Regional public universities have been shown to boost economic and social mobility in their communities, according to a study released earlier this year by researchers at the University of Illinois at Urbana-Champaign.
Regional Public Universities Receive Less Funding, but Remain More Affordable
Despite enrolling such a substantial percentage of U.S. students, particularly from historically underrepresented groups, regional public universities receive significantly less funding compared with other universities, according to the report.
Regional public universities receive an average of $1,091 less per full-time equivalent enrollment in state appropriations than non-regional public universities, according to ARRC, even though state appropriations generally represent a larger proportion of regional public universities’ budgets.
Regional public universities also receive far less in federal grants and contracts on average than other schools. Non-regional public universities receive an average of $208 million in federal grants and contracts. An average regional public university receives just $9 million.
Although regional public universities receive significantly less funding from state and federal governments than other schools, they manage to remain more affordable: Their average tuition and fees are $8,896, compared with $12,325 for other schools.
Regional public universities have fewer faculty and staff per full-time equivalent student than non-regional public universities as a result of that significant funding gap, according to ARRC.
What the List Means for Regional Public Universities
The number of students that regional public universities educate, and their impact on historically underserved students and distressed communities, means there “is an urgent need to design public policy and funding strategies at both the federal and state levels” to support the schools, according to the report.

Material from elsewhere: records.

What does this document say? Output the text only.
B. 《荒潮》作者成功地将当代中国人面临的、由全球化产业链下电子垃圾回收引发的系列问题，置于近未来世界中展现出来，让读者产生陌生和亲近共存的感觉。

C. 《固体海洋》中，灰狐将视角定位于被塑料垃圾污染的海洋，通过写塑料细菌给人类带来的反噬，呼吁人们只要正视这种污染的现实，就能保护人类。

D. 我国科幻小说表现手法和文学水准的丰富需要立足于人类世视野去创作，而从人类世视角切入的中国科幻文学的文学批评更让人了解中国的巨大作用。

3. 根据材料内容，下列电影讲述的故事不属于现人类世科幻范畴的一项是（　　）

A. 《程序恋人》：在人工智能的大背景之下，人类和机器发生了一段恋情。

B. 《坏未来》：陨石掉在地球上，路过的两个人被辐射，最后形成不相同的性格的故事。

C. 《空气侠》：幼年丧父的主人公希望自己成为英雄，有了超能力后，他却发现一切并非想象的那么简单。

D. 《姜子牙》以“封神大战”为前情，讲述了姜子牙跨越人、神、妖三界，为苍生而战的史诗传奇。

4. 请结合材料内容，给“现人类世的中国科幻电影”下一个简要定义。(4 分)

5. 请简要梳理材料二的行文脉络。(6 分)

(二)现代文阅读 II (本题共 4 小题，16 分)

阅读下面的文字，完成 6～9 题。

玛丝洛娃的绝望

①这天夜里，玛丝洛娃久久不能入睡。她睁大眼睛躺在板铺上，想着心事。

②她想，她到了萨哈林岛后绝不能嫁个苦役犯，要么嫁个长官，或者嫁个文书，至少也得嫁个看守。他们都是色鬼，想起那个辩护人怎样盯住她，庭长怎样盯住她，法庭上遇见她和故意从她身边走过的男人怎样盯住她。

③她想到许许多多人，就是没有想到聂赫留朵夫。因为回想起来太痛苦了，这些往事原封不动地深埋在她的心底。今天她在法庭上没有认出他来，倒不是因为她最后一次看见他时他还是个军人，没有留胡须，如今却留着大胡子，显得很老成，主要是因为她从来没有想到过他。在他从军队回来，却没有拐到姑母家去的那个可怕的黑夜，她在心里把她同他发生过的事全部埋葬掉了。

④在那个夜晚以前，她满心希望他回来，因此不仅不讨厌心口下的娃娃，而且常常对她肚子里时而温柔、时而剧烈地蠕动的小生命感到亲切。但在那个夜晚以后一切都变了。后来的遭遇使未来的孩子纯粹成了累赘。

Federal and state funding to higher education often centers on workforce and economic development, but it tends to ignore community development work, according to ARRC. The report recommends that the federal government “establish a trust or grant program that would allocate funding directly to RPUs” and require states to continue or increase funding for regional public universities.
A federal grant program for regional public universities should be distributed as aid rather than on a competitive basis since those schools lack resources due to staffing shortages, the report recommends.
Some federal lawmakers have already introduced legislation to help fund regional public universities.
U.S. Reps. Jim Costa, a California Democrat, and Bruce Westerman, an Arizona Republican, introduced legislation earlier this year to give grants of between $25 million and $50 million to regional public universities to serve distressed communities, BestColleges previously reported.
“For too long, regional public universities, I think, have been left behind in terms of getting their due,” Costa said at an August press conference at Fresno State University.
Regional public universities should be seen as an asset by state officials and lawmakers, according to ARRC, because they tend to align degree offerings with regional needs and enroll a higher share of in-state students.
The report also warns that state flagship universities are opening satellite campuses near regional public universities. By allowing that expansion into regional public universities’ service areas, “state policymakers are complicit in exacerbating the enrollment challenges facing some” regional public universities, the report reads.